Print media in South Sudan are burdened with small staffs and budgets, low advertising revenue, and a national illiteracy rate of about 74 percent. Newspapers are largely concentrated in urban areas because of the high cost of transportation and a lack of reliable infrastructure. Newsprint is very expensive, and because the country has only two printing presses, most printing is done in Uganda or Kenya. A number of private dailies and weeklies publish regularly, though individuals within the SPLM own the majority of titles. There is a general lack of diversity of viewpoints, as reporters are either employed by progovernment media owners or fear reprisals from state authorities. Papers allied with the ruling party are favored in terms of winning advertising contracts. Government-owned South Sudan Television is the sole television station operating in the country. Journalists working at the outlet complain of self-censorship and lack of professional integrity among their superiors.
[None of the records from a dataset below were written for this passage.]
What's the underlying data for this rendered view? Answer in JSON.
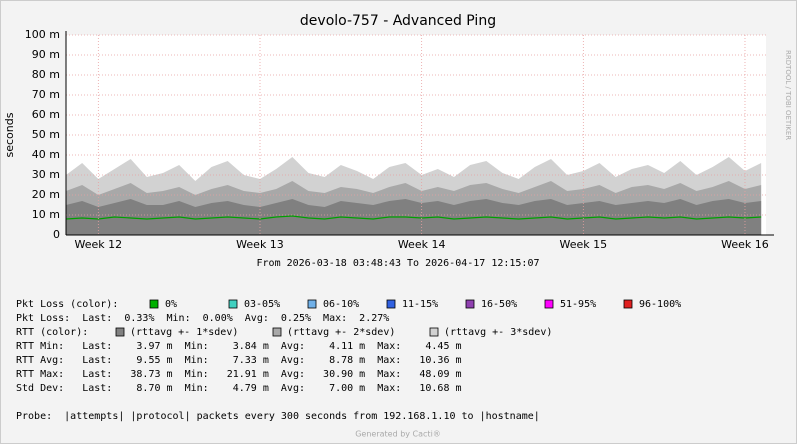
{
  "chart_data": {
    "type": "area",
    "title": "devolo-757 - Advanced Ping",
    "y_label": "seconds",
    "side_text": "RRDTOOL / TOBI OETIKER",
    "x_label": "From 2026-03-18 03:48:43 To 2026-04-17 12:15:07",
    "x": [
      11.8,
      11.9,
      12.0,
      12.1,
      12.2,
      12.3,
      12.4,
      12.5,
      12.6,
      12.7,
      12.8,
      12.9,
      13.0,
      13.1,
      13.2,
      13.3,
      13.4,
      13.5,
      13.6,
      13.7,
      13.8,
      13.9,
      14.0,
      14.1,
      14.2,
      14.3,
      14.4,
      14.5,
      14.6,
      14.7,
      14.8,
      14.9,
      15.0,
      15.1,
      15.2,
      15.3,
      15.4,
      15.5,
      15.6,
      15.7,
      15.8,
      15.9,
      16.0,
      16.1
    ],
    "xlim": [
      11.8,
      16.13
    ],
    "xticks": [
      {
        "value": 12,
        "label": "Week 12"
      },
      {
        "value": 13,
        "label": "Week 13"
      },
      {
        "value": 14,
        "label": "Week 14"
      },
      {
        "value": 15,
        "label": "Week 15"
      },
      {
        "value": 16,
        "label": "Week 16"
      }
    ],
    "ylim": [
      0,
      100
    ],
    "yticks": [
      0,
      {
        "value": 10,
        "label": "10 m"
      },
      {
        "value": 20,
        "label": "20 m"
      },
      {
        "value": 30,
        "label": "30 m"
      },
      {
        "value": 40,
        "label": "40 m"
      },
      {
        "value": 50,
        "label": "50 m"
      },
      {
        "value": 60,
        "label": "60 m"
      },
      {
        "value": 70,
        "label": "70 m"
      },
      {
        "value": 80,
        "label": "80 m"
      },
      {
        "value": 90,
        "label": "90 m"
      },
      {
        "value": 100,
        "label": "100 m"
      }
    ],
    "grid": true,
    "series": [
      {
        "name": "(rttavg +- 3*sdev)",
        "color": "#d2d2d2",
        "values": [
          30,
          36,
          28,
          33,
          38,
          29,
          31,
          35,
          27,
          34,
          37,
          30,
          28,
          33,
          39,
          31,
          29,
          35,
          32,
          28,
          34,
          36,
          30,
          33,
          29,
          35,
          37,
          31,
          28,
          34,
          38,
          30,
          32,
          36,
          29,
          33,
          35,
          31,
          37,
          30,
          34,
          39,
          32,
          36
        ]
      },
      {
        "name": "(rttavg +- 2*sdev)",
        "color": "#a8a8a8",
        "values": [
          22,
          25,
          20,
          23,
          26,
          21,
          22,
          24,
          20,
          23,
          25,
          22,
          21,
          23,
          27,
          22,
          21,
          24,
          23,
          21,
          24,
          26,
          22,
          24,
          22,
          25,
          26,
          23,
          21,
          24,
          27,
          22,
          23,
          25,
          21,
          24,
          25,
          23,
          26,
          22,
          24,
          27,
          23,
          25
        ]
      },
      {
        "name": "(rttavg +- 1*sdev)",
        "color": "#808080",
        "values": [
          15,
          17,
          14,
          16,
          18,
          15,
          15,
          17,
          14,
          16,
          17,
          15,
          14,
          16,
          18,
          15,
          14,
          17,
          16,
          15,
          17,
          18,
          16,
          17,
          15,
          17,
          18,
          16,
          15,
          17,
          18,
          15,
          16,
          17,
          15,
          16,
          17,
          16,
          18,
          15,
          17,
          18,
          16,
          17
        ]
      },
      {
        "color": "#00a000",
        "line": true,
        "values": [
          8,
          8.5,
          8,
          9,
          8.5,
          8,
          8.5,
          9,
          8,
          8.5,
          9,
          8.5,
          8,
          9,
          9.5,
          8.5,
          8,
          9,
          8.5,
          8,
          9,
          9,
          8.5,
          9,
          8,
          8.5,
          9,
          8.5,
          8,
          8.5,
          9,
          8,
          8.5,
          9,
          8,
          8.5,
          9,
          8.5,
          9,
          8,
          8.5,
          9,
          8.5,
          9
        ]
      }
    ],
    "legend": {
      "pkt_loss_label": "Pkt Loss (color):",
      "pkt_loss_items": [
        {
          "label": "0%",
          "color": "#00b000"
        },
        {
          "label": "03-05%",
          "color": "#40d0c0"
        },
        {
          "label": "06-10%",
          "color": "#70b0e8"
        },
        {
          "label": "11-15%",
          "color": "#3060e0"
        },
        {
          "label": "16-50%",
          "color": "#9040b0"
        },
        {
          "label": "51-95%",
          "color": "#ff00ff"
        },
        {
          "label": "96-100%",
          "color": "#e02020"
        }
      ],
      "rtt_label": "RTT (color):",
      "rtt_items": [
        {
          "label": "(rttavg +- 1*sdev)",
          "color": "#808080"
        },
        {
          "label": "(rttavg +- 2*sdev)",
          "color": "#a8a8a8"
        },
        {
          "label": "(rttavg +- 3*sdev)",
          "color": "#d2d2d2"
        }
      ],
      "lines": [
        "Pkt Loss:  Last:  0.33%  Min:  0.00%  Avg:  0.25%  Max:  2.27%",
        "RTT Min:   Last:    3.97 m  Min:    3.84 m  Avg:    4.11 m  Max:    4.45 m",
        "RTT Avg:   Last:    9.55 m  Min:    7.33 m  Avg:    8.78 m  Max:   10.36 m",
        "RTT Max:   Last:   38.73 m  Min:   21.91 m  Avg:   30.90 m  Max:   48.09 m",
        "Std Dev:   Last:    8.70 m  Min:    4.79 m  Avg:    7.00 m  Max:   10.68 m"
      ],
      "probe": "Probe:  |attempts| |protocol| packets every 300 seconds from 192.168.1.10 to |hostname|"
    },
    "footer": "Generated by Cacti®"
  }
}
Radio remains the main source of news for most citizens, with several dozen stations in operation across the country; however, many remote areas remain outside the reach of FM broadcasts.
There are no reliable statistics regarding internet use in South Sudan during 2013. Penetration is low, as most of the country lacks reliable electricity and infrastructure. However, there are no reports of the government restricting access to or content on the internet, and several professional, critical news sites have emerged, including Sudan Tribune, Sudan Votes, and Gurtong.